GPS'i Ümit kullanacaktı. Aslında koordinatları girerken kürek çekemediği için
bir ara geri kaldılar. GPS'i kullanan kişinin 3'lü grupta olması herhalde daha
doğru bir karar olacaktı. Yinede gayet iyi gidiyorduk arkamızda görünen başka
bir takım yoktu. Uzun bir kano etabından sonra bir sürü karabatağın ağaç üzerine
yuva yaptıkları ıssız bir koya girdik. Burası trekking etabına başlayacağımız
yerdi kanoları hemen bırakıp sık ağaçların arasından GPS'in gösterdiği yönde
ilerlemeye başladık trekking başlangıcı etabın en hoş yeriydi sık çalıların
ve ağaçların arasından devam ettik. Bir sure sonra ana yola çıkmıştık kısa bir
sure sonra bisikletlerimizi aldık. Hem GPS'e koordinat girip hem de devam ediyorduk.
Bisiklette ana yoldan çıkmadan devam ederken Burcu'nun lastiği patladı. Fazla
vakit kaybetmek istemediğimiz için lastiği biraz şişirip Hakan'a taktık. Burcu
ve Neval bisiklette gayet iyi gidiyordu Neval'in dizlerinden hiçbir şikayeti
yoktu, Hakan ise patlak lastikle çok iyi bir performans gösteriyordu. Yaklaşık
3 köy geçtikten sonra dönüş noktasına ulaşmıştık. Simdi aynı yoldan kamp yerine
kadar dönecektik fakat Hakan'ın lastiğini artık değiştirmemiz gerekiyordu. Bir
çeşmede sularımızı doldurup lastik değiştirdikten sonra devam ettik. Ümit günün
diğer başarılı isimlerindendi GPS ile iyi idare etti. Bisikletlerimizi bıraktığımızda
bir takım bisikletlerini yeni alıyor diğeri ise o noktaya gelmek üzereydi. Saate
baktığımda aramızdaki fark 50 dakika kadardı. Hemen koşarak aynı yoldan kanolara
doğru yola koyulduk. Dönüş yolunda ise Bucu'nun performansı etkileyiciydi. Bir
ara ağaçların arasında bizden hızlı kendini kaybettirdi. Sonunda kanolara ulaşmıştık.

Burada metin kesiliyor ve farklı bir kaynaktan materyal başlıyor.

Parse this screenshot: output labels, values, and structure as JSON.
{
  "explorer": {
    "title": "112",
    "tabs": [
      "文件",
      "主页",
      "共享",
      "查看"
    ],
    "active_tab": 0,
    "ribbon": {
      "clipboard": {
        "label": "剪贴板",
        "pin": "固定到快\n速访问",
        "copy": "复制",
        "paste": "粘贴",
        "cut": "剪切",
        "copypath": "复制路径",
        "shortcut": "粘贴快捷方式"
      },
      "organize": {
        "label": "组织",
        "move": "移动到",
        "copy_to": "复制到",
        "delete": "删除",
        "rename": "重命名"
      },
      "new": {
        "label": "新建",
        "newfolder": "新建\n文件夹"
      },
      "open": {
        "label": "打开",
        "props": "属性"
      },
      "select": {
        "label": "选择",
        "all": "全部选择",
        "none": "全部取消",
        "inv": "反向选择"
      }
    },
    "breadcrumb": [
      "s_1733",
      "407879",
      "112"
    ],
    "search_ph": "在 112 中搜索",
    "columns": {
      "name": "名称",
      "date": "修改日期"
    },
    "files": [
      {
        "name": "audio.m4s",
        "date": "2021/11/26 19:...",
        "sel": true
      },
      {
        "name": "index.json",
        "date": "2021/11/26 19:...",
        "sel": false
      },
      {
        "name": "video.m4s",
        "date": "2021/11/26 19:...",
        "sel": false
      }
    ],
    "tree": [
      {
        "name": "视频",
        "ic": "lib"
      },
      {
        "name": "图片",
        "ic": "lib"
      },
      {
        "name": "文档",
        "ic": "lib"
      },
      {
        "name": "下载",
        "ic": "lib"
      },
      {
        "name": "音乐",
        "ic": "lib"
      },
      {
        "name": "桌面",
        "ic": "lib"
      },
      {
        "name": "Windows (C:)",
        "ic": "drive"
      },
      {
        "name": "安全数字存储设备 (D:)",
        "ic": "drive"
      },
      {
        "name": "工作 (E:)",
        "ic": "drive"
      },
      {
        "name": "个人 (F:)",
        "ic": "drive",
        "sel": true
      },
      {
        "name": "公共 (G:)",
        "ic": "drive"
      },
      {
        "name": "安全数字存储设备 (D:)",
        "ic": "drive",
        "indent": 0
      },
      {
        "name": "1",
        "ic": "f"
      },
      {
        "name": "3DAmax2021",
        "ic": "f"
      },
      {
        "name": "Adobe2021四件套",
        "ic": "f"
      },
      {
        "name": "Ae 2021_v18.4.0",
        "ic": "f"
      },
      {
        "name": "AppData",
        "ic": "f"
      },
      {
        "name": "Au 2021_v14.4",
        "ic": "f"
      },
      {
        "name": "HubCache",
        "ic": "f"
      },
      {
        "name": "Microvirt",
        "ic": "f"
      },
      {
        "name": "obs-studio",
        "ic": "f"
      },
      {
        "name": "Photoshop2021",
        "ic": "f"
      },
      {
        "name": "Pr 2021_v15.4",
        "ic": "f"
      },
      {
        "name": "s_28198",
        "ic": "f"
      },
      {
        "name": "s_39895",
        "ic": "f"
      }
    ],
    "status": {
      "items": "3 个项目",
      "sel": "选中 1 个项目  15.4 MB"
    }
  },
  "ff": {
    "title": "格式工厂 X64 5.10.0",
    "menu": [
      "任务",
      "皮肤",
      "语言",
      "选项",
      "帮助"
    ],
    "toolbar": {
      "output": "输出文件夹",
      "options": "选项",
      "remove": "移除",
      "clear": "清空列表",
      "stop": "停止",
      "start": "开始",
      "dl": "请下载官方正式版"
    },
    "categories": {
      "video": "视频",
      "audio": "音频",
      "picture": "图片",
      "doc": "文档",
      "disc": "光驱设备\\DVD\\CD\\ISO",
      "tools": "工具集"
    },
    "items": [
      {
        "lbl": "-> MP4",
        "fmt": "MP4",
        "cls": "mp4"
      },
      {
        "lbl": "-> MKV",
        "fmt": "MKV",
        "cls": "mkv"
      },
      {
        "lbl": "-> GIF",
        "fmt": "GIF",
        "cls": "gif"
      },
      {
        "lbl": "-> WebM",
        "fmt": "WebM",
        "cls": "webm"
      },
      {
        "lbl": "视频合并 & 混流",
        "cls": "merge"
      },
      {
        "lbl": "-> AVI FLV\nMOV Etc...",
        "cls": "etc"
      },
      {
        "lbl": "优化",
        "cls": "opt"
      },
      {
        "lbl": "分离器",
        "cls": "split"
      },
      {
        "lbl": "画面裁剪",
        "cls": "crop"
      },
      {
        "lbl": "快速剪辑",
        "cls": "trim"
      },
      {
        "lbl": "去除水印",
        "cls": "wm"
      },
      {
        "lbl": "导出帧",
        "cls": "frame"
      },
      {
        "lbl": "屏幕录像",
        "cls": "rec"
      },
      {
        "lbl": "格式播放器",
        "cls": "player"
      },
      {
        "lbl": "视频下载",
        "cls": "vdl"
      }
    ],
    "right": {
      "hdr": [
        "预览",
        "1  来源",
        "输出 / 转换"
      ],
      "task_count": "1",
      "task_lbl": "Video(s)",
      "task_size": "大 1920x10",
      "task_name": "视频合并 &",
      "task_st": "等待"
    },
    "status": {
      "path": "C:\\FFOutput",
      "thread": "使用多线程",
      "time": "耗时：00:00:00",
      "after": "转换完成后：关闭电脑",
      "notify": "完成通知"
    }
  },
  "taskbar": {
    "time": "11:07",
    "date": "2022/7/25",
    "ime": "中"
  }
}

Dönüşte Burcu-Ümit ikilisi ve Ben Hakan-Neval kanodaydık. Arkadan esen rüzgar
ve bir ara Neval'in yağmurlukla açtığı yelken sayesinde hızlı yol aldık. gün
sonunda kampa ulasan ilk takım biz olduk. Yaklaşık 7 saat süren bu maceradan
sonra gölde duş almayı ve iyi bir yemeği haketmiştik. Doğrusunu söylemek gerekirse
gece orienteering ve gündüz yaptığımız dayanıklılık etabı en keyif aldığım etaplardı.
Aksam yemeğinden sonra maalesef günün en tatsız isi vardı; ilk eleme. Ali Rıza
bu gece bizlere aramızdan bir erkek yarışmacıyı elememiz gerektiğini söylemişti.
Bence bu seneki organizasyonun en keyifsiz yönü yarışmacıların kendi arasında
birilerini elemesiydi. Keşke bu eleme performansa göre en zayıfın elenmesi şeklinde
olabilseydi. Sonuçta bu eleme gerçekleşti ve aramızdan Zafer arkadaşımız elendi.
Şimdi 15 kişi kalmıştık.
14.07.2005 Perşembe Navigasyon Günü
Bu sabah Ali Rıza yeni takımları açıkladı. Bu takımlar artık final gününe kadar
bozulmayacaktı. Her gece bir eleme gerçekleştirilecek ve takımlar kendi içlerinde
eleme yaptıktan sonra Pazar gününe 3 bay ve 3 bayan yarışmacı kalacaktı. Final
yarışında takımlar bu finalistler arasında yeni bir kura çekiminden sonra tekrar
belirlenecekti.
Benim takımımda Bahar, Nil, Taclan ve Utku vardı. Aslında Utku ile aynı takımda
olmak hiç hoşuma gitmedi çünkü sonunda birimiz elenecektik. Utku ile çok eskiye
dayalı bir arkadaşlığımız vardı ve Yurt dışında beraber aynı takımda 5 günlük
bir macera yarışı koşmuştuk. Onunla finalde ayrı takımlarda yarışmak isterdim.
Sarı renkli bipler içinde civcive benzediğimiz için takım ismini Civcivler koyduk.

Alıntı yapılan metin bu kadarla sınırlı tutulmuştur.